Football can change lives. Europeans have a strong relationship with football and to the clubs they follow. Each week, across Europe, around 20.2 million people, mostly men, attend matches in the top 50 leagues. They celebrate or despair as their club rises or falls through league tables; their allegiance to their team is often lifelong and cross-generational.   EuroFIT seeks to harness this devotion to improve the health of men around Europe.
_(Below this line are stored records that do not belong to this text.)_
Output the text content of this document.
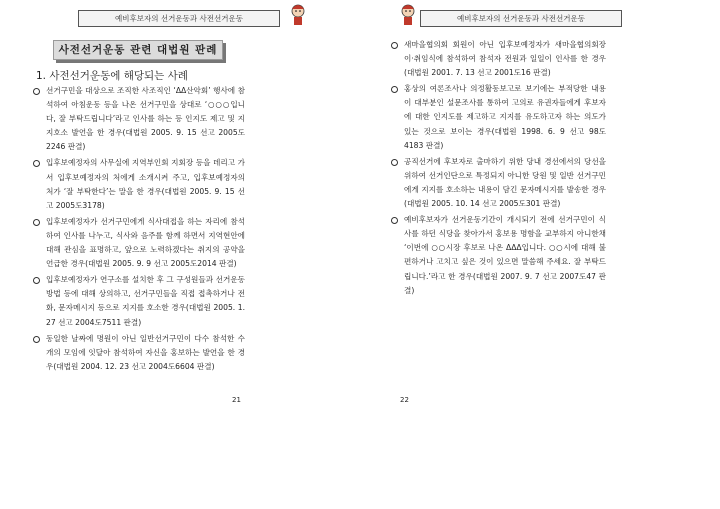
예비후보자의 선거운동과 사전선거운동
사전선거운동 관련 대법원 판례
1. 사전선거운동에 해당되는 사례
선거구민을 대상으로 조직한 사조직인 ‘ΔΔ산악회’ 행사에 참석하여 아침운동 등을 나온 선거구민을 상대로 ‘○○○입니다, 잘 부탁드립니다’라고 인사를 하는 등 인지도 제고 및 지지호소 발언을 한 경우(대법원 2005. 9. 15 선고 2005도2246 판결)
입후보예정자의 사무실에 지역부인회 지회장 등을 데리고 가서 입후보예정자의 처에게 소개시켜 주고, 입후보예정자의 처가 ‘잘 부탁한다’는 말을 한 경우(대법원 2005. 9. 15 선고 2005도3178)
입후보예정자가 선거구민에게 식사대접을 하는 자리에 참석하여 인사를 나누고, 식사와 음주를 함께 하면서 지역현안에 대해 관심을 표명하고, 앞으로 노력하겠다는 취지의 공약을 언급한 경우(대법원 2005. 9. 9 선고 2005도2014 판결)
입후보예정자가 연구소를 설치한 후 그 구성원들과 선거운동방법 등에 대해 상의하고, 선거구민들을 직접 접촉하거나 전화, 문자메시지 등으로 지지를 호소한 경우(대법원 2005. 1. 27 선고 2004도7511 판결)
동일한 날짜에 명원이 아닌 일반선거구민이 다수 참석한 수개의 모임에 잇달아 참석하여 자신을 홍보하는 발언을 한 경우(대법원 2004. 12. 23 선고 2004도6604 판결)
21
예비후보자의 선거운동과 사전선거운동
새마을협의회 회원이 아닌 입후보예정자가 새마을협의회장 이·취임식에 참석하여 참석자 전원과 일일이 인사를 한 경우(대법원 2001. 7. 13 선고 2001도16 판결)
홍상의 여론조사나 의정활동보고로 보기에는 부적당한 내용이 대부분인 설문조사를 통하여 고의로 유권자들에게 후보자에 대한 인지도를 제고하고 지지를 유도하고자 하는 의도가 있는 것으로 보이는 경우(대법원 1998. 6. 9 선고 98도4183 판결)
공직선거에 후보자로 출마하기 위한 당내 경선에서의 당선을 위하여 선거인단으로 특정되지 아니한 당원 및 일반 선거구민에게 지지를 호소하는 내용이 담긴 문자메시지를 발송한 경우(대법원 2005. 10. 14 선고 2005도301 판결)
예비후보자가 선거운동기간이 개시되기 전에 선거구민이 식사를 하던 식당을 찾아가서 홍보용 명함을 교부하지 아니한채 ‘이번에 ○○시장 후보로 나온 ΔΔΔ입니다. ○○시에 대해 불편하거나 고치고 싶은 것이 있으면 말씀해 주세요. 잘 부탁드립니다.’라고 한 경우(대법원 2007. 9. 7 선고 2007도47 판결)
22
EuroFIT’s overall aim is to establish, extend, promote and enhance the social partnerships which provide the setting for delivery of an innovative public health programme.  In short, the project will create a new social partnership between football clubs, fans, local resources, and researchers to address the problems of physical inactivity, sedentary behaviour, and poor diet.

Project Facts

Acronym: EuroFIT

Contract/Grant agreement number: 602170

EC contribution: 5,957,158.00€

Duration: 60 months

Starting date: 01/11/2013

EuroFIT Objectives

  • Use State of the Art Theory and Evidence

    To apply state-of-the-art theory and evidence on motivating and maintaining behavioural change to develop a technology-supported, culturally- and gender-sensitised lifestyle programme for men, to be delivered in top European football clubs.

  • Deliver EuroFIT in 15 Clubs

    To deliver the EuroFIT programme in 15 leading football clubs across Europe and evaluate it in a pragmatic randomised controlled trial.

  • Review and Evaluate

    To review and evaluate the programme in terms of experience of: a) its benefits (or harms) to participants; b) its benefits to families and wider social networks; and c) how best to refine the programme to make it most attractive to women, families and other groups.

  • Replication and Implementation

    To maximise the likely implementation of EuroFIT beyond the funded project by developing detailed, validated guidelines on replication and implementation.

Tackling the Issues

High levels of physical Inactivity, sedentary behaviour, and poor diets

In the WHO European Region physical inactivity (failure to meet current activity guidelines) accounts for around a million deaths per year (about 10% of the total), 8.3 million disability-adjusted life-years and causes 5.5% of the burden of disease from coronary heart disease, 6.8% from type 2 diabetes and 9.8% from colon cancer.  EuroFIT will design tailored fitness programs to encourage increased physical activity.

High levels of sedentary behaviour  – i.e. waking time spent sitting/reclining with low energy expenditure – are associated with adverse health outcomes and increased mortality. These associations are independent of levels of physical activity. Yet the health risks of high levels of sedentary time are rarely recognised and poorly understood by the general public.   EuroFIT will develop low cost sensors that will measure sedentary activity to provide real-time feedback and enhanced motivation for change.

High levels of physical inactivity and sedentary behaviour cluster together with other risk factors for ill health such as poor diet and obesity. Being obese at age 40 reduces life expectancy by 5.8 years for men and overweight and obesity accounted for 4.8% of deaths worldwide in 2004 European prevalence of overweight and obesity in 2004 was 65%. EuroFIT will design tailored approaches to help participants eat healthier diets and achieve sustained weight loss.

Lack of involvement of men in socially disadvantaged groups

Health-damaging levels of physical inactivity, sedentary behaviour, obesity and poor diet do not occur equally across society. EuroFIT focuses on two aspects of lifestyle-related social disadvantage: gender and socio-economic status.

Men are less likely to engage in positive lifestyle change, representing only 10-30% of participants in current lifestyle change programmes.  EuroFIT has been specifically designed to engage men, and to provide an opportunity for greater participation by males from across Europe.

Current health promotion programmes are represented mainly by those with high levels of educational attainment, and often fail to tap into the social and cultural contexts of the lives of the wider population.  EuroFIT will change this by harnessing the already established loyalty and attachment many men feel towards their football clubs to encourage maximum participation across the socioeconomic spectrum.

Tools to change sedentary behaviour

As noted above, sedentary behaviour represents a significant health risk.  A key success factor for a programme to reduce sedentary time is a low-cost device is available that can accurately monitor both activity and sedentary behaviour, and provide real-time feedback for self-monitoring. In EuroFIT, we will do this by developing the new SitFIT device; SitFIT will be the world’s first, low-cost, self-monitoring, accurate sedentary behaviour sensor.